The most one could do as an outsider would be to try to speculate about a narrower version of this question: would it be economically rational for Athens to follow the path outlined by Mr Schäuble? Alternatively, should it get ready to leave the eurozone? Or try to default inside the eurozone?
The main difficulty one encounters when answering the question is the underlying assumptions about the nation’s future policy options. It may well be that the Greek government has received unofficial assurances that do not correspond to what the rest of us know. In private conversations with policy makers, I only rarely encounter someone who tells me with a straight face that Athens could stabilise its economy at full employment while happily servicing its current debt in full. Maybe the Greek prime minister has private information that the eurozone would agree to debt restructuring after all, further extensions of the existing loans, further reductions in interest rates, a combination of all three and more. The rest of us, however, would have to assume that future policy is close to Mr Schäuble’s version.

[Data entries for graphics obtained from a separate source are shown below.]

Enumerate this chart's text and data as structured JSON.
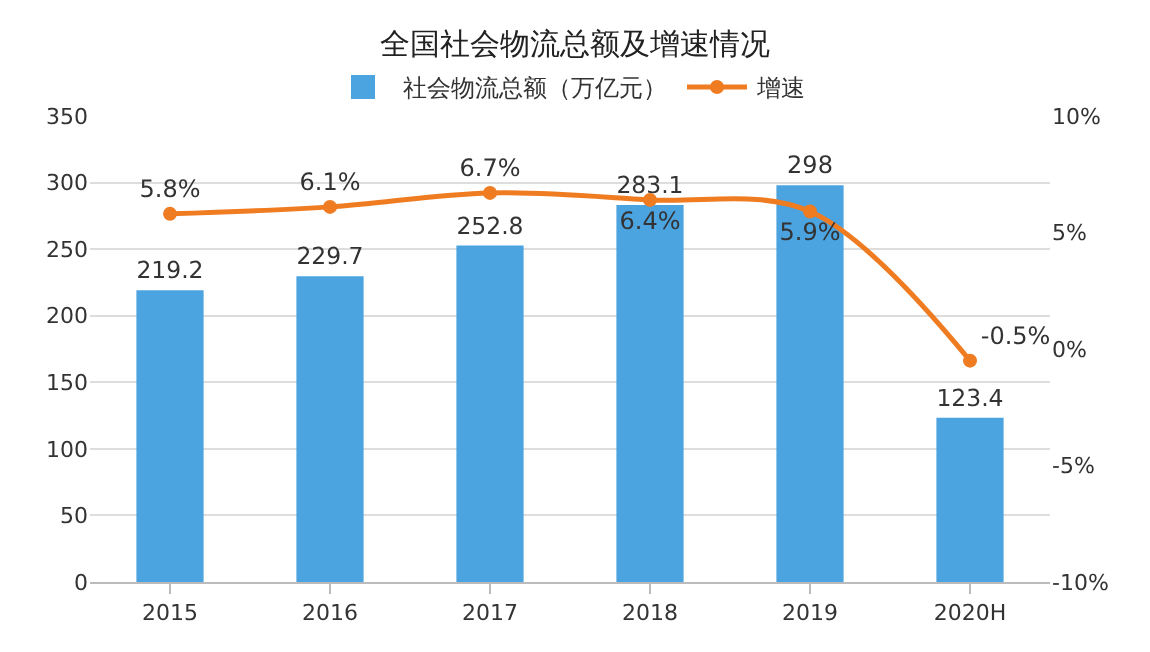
{
  "chart_data": {
    "type": "bar",
    "title": "全国社会物流总额及增速情况",
    "categories": [
      "2015",
      "2016",
      "2017",
      "2018",
      "2019",
      "2020H"
    ],
    "series": [
      {
        "name": "社会物流总额（万亿元）",
        "color": "#4ba3e0",
        "values": [
          219.2,
          229.7,
          252.8,
          283.1,
          298,
          123.4
        ],
        "value_labels": [
          "219.2",
          "229.7",
          "252.8",
          "283.1",
          "298",
          "123.4"
        ]
      },
      {
        "name": "增速",
        "type": "line",
        "axis": "y2",
        "color": "#f07c22",
        "marker": "circle",
        "values": [
          5.8,
          6.1,
          6.7,
          6.4,
          5.9,
          -0.5
        ],
        "value_labels": [
          "5.8%",
          "6.1%",
          "6.7%",
          "6.4%",
          "5.9%",
          "-0.5%"
        ]
      }
    ],
    "ylim": [
      0,
      350
    ],
    "yticks": [
      0,
      50,
      100,
      150,
      200,
      250,
      300,
      350
    ],
    "y2lim": [
      -10,
      10
    ],
    "y2ticks": [
      {
        "value": -10,
        "label": "-10%"
      },
      {
        "value": -5,
        "label": "-5%"
      },
      {
        "value": 0,
        "label": "0%"
      },
      {
        "value": 5,
        "label": "5%"
      },
      {
        "value": 10,
        "label": "10%"
      }
    ],
    "grid": "y",
    "legend": "top"
  }
}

Assessing the narrower economic preconditions for an exit is easier. A country would find it hard to stage a unilateral exit from a monetary union if its primary fiscal balance – before payment of interest – was in a substantial deficit.
In its latest spring forecast, published in May, the European Commission estimates a zero primary fiscal balance for this year and a primary surplus of 1.8 per cent of gross domestic product for 2014. From an economic point of view, the point at which Greece could risk an exit is certainly getting closer.

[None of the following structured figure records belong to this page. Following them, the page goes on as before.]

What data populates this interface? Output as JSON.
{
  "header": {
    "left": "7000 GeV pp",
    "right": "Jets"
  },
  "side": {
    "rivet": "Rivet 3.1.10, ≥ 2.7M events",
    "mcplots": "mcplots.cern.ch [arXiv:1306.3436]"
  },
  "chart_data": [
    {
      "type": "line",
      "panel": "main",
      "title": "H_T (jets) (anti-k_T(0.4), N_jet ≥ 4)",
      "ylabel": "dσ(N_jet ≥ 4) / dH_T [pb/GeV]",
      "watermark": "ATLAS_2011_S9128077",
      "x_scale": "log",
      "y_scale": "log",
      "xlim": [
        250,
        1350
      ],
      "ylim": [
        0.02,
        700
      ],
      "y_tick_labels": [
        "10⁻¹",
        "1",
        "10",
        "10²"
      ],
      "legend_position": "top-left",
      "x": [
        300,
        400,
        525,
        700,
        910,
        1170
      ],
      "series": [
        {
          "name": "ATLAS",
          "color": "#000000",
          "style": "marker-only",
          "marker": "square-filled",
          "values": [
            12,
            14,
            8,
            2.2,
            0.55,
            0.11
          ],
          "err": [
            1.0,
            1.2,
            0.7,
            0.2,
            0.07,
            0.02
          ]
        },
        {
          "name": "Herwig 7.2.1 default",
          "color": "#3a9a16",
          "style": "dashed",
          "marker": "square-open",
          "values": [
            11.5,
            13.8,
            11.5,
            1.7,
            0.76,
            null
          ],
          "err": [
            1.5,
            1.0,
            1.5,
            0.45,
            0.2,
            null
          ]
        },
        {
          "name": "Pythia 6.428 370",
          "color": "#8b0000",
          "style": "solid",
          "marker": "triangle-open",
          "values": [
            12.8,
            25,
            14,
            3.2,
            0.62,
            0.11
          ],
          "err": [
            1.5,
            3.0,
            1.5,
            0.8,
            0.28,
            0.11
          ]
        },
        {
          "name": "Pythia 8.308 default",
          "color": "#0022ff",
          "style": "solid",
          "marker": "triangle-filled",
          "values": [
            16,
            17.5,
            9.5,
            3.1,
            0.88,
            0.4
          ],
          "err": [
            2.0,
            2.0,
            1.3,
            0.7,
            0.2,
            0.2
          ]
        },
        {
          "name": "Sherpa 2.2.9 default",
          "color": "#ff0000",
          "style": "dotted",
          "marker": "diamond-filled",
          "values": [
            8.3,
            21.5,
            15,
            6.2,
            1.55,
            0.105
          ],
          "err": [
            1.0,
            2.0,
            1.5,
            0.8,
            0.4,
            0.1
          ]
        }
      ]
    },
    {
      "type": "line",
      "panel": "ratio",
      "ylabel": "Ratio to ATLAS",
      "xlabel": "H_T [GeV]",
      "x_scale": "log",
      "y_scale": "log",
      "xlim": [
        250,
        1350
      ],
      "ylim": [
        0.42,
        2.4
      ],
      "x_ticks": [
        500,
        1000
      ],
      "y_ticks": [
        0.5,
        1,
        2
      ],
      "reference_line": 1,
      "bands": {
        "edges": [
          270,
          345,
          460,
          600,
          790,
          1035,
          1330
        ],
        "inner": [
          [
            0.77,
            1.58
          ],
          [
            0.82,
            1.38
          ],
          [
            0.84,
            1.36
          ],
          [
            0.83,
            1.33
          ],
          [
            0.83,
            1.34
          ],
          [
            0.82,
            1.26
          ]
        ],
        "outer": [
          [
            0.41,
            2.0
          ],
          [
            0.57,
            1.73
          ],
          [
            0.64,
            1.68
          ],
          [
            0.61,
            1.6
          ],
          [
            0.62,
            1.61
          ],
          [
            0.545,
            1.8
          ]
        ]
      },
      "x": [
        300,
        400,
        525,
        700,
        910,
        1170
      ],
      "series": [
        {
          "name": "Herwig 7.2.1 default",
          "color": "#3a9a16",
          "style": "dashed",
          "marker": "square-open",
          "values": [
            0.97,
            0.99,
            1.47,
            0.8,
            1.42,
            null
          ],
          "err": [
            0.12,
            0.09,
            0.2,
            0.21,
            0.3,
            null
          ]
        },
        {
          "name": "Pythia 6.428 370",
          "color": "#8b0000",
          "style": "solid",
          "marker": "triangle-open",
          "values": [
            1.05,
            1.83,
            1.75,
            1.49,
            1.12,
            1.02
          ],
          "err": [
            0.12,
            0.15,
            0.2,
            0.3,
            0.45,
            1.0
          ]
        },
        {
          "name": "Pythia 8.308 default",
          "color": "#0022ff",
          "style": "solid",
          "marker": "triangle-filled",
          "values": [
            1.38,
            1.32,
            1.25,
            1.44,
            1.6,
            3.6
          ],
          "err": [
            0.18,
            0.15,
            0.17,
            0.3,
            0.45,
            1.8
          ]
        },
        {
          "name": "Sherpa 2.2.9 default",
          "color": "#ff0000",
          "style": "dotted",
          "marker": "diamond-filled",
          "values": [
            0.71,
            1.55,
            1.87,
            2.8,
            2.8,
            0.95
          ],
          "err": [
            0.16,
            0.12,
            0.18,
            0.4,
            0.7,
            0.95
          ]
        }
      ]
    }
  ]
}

If Greece were to depart, it would be cut off from external funding. It would presumably not service its foreign debt, at least for a while. It would then introduce its own currency during an enforced bank holiday period. There would almost certainly be a recession in the ensuing period, but a real depreciation could bring back growth in the future. The single largest benefit would, at least initially, come through a boom in tourism.

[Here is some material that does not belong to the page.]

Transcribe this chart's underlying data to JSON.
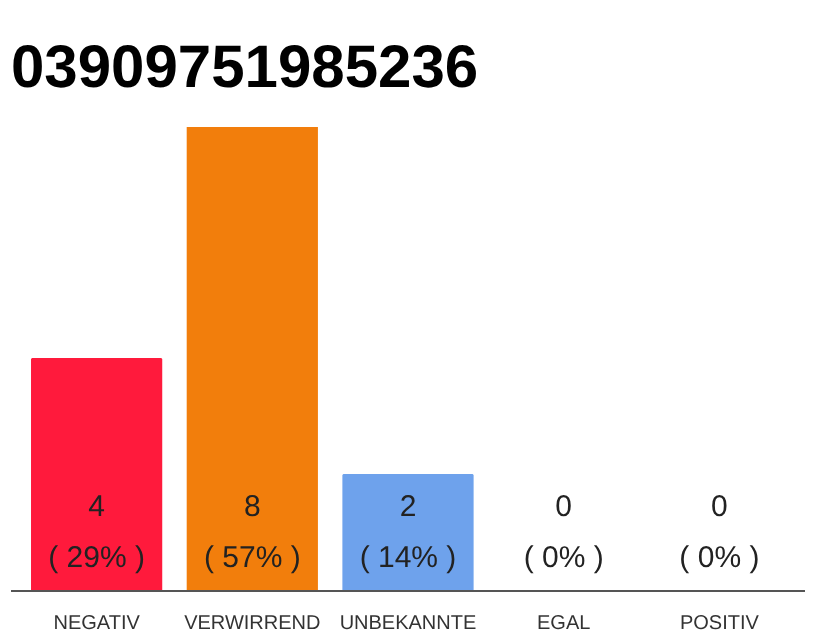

But would this be enough? Can we be sure of it? The biggest economic argument against an exit in the past, quite apart from the funding problem, has been the almost total lack of an upside. The country did not have a functioning system for tax collection. Labour market cartels meant that the perceived benefits from a nominal devaluation may never have come about. The immediate gain in competitiveness would have been absorbed by wage increases, leaving the real exchange rate unchanged.
So one needs to ask to what extent past and present reforms have altered the robustness of the economy. My hunch is that they have done so, especially in the way the public sector works, but more is probably needed.
My criticism of eurozone policy towards Greece is not the harshness of the adjustment but its fundamental macroeconomic illiteracy. At its heart lies the delusion that Greek debt could be rendered sustainable. But the reforms – and, yes, the austerity as well – were inevitable. There is an irony in this. Reforms and austerity constitute simultaneously a precondition to stay in the eurozone, and a precondition for a departure.
This leaves Greece with two options. The first is to reform and default inside the eurozone – a strategy that requires willing accomplices in other European capitals and in the European Central Bank. The second is to reform and default outside the eurozone – a decision Greece could take unilaterally, provided the macroeconomic conditions are right.
The second has not been possible – until now. But Mr Schäuble’s option of reforming and not defaulting makes sense only from his point of view. It is not an option for Greece.
Of course, the realisation that a departure from the eurozone may be economically feasible, or even advantageous, may count for nothing.
A country may decide to stay inside the eurozone for political or security reasons. But surely we are at a different stage of debate when an exit becomes economically viable.
That has not been the case so far. Not for Greece, nor for any of the other countries in crisis. And when there is real choice, outcomes become harder to predict.